In Florida, Attorney General Pam Bondi told RNS in August that "my statewide prosecutor is reaching out to all of the state attorneys to explore the matter."
Bondi's office declined to comment further this week, saying it would not remark on an ongoing matter. But at least one Florida diocese indicated that the effort has moved past the exploration phase and into a full inquiry.
"The Diocese of St. Petersburg has been contacted by the statewide prosecutor from the Attorney General and will cooperate with the inquiry," a diocesan representative told RNS in an email.
The dioceses of Venice, St. Augustine, Pensacola-Tallahassee and Palm Beach also confirmed they would cooperate with any inquiry made by Florida law enforcement or the attorney general. A representative from the Miami archdiocese did not mention any ongoing investigations but said state attorneys had already reviewed all of the Miami and Broward County dioceses' clergy files in 2002.
In Missouri, the St. Louis archdiocese voluntarily offered up its files on Aug. 23 for inspection by state Attorney General Josh Hawley. The proposal was unusual: The jurisdiction for child sex abuse crimes in Missouri technically lies with an elected local prosecutor.
But since the archdiocese offered up the files voluntarily, Hawley agreed, and he announced a formal "independent review" of the files by his office. The Kansas City-St. Joseph diocese, another diocese in the state, promptly declared it would also "cooperate with any review the attorney general requests."
The trend spread: A spokesperson for the Jefferson City diocese told RNS it is "working with the Missouri attorney general in having a review of our files, along with the other three Missouri arch/dioceses, which include St. Louis, Kansas City-St. Joseph and Springfield-Cape Girardeau."

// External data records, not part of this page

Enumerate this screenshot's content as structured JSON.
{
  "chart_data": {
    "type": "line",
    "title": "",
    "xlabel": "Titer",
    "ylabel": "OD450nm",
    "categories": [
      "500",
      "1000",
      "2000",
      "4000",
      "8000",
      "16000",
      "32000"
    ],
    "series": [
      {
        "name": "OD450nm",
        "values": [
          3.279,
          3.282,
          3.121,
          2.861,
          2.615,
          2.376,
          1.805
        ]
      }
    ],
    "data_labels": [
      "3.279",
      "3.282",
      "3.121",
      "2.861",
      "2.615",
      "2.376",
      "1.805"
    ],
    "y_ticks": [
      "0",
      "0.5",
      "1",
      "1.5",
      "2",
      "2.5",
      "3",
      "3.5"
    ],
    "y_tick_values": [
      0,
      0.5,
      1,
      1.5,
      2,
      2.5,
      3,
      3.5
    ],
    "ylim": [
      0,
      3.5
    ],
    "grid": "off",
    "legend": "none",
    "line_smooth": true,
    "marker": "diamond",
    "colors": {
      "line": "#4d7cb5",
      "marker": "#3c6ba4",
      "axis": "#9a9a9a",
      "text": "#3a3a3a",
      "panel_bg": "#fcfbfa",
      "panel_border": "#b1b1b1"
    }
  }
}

Meanwhile, in Illinois, Attorney General Lisa Madigan announced plans last month to meet with the Chicago archdiocese and reach out to the other dioceses in Illinois, saying she "expect(s) the bishops will agree and cooperate fully."
She said in a press release that if dioceses refused to comply, she would "work with states' attorneys and law enforcement throughout Illinois to investigate."
A spokesperson for the attorney general's office said the probe was triggered by the Pennsylvania grand jury report.
"It really is in direct response to the report that named at least seven priests that had a direct connection to Illinois at some point," the spokesperson said.
Madigan, who last year initiated the elimination of Illinois' statute of limitations on child sex abuse crimes, also created a hotline specifically for allegations of clergy abuse.
Victims of clergy sexual abuse, or their family members, react as Pennsylvania Attorney General Josh Shapiro speaks during a news conference at the Pennsylvania Capitol in Harrisburg on Aug. 14. (AP/Matt Rourke)
The Chicago archdiocese said it plans to meet with the attorney general but claimed law enforcement officials reviewed its clergy files three times — in 1992, 2002 and 2015 — and noted that files detailing allegations of abuse by priests are already published on the archdiocese's website.
"We have been contacted by the Illinois Attorney General and look forward to discussing our policies and procedures related to misconduct issues with her and her office," read a statement from the archdiocese. "We have worked cooperatively with the Cook County and Lake County State's Attorneys for many years."
Other Illinois dioceses offered similar answers but declined to comment further for fear of interfering with the attorney general's effort.
It remains to be seen whether any of the state-level inquiries will produce the kind of bombshell that came out of Pennsylvania. None appears to be led by a grand jury, for instance, and it's unclear what, if any, new allegations will surface.
But for now, the broader trend of investigating the American Catholic Church seems far from over.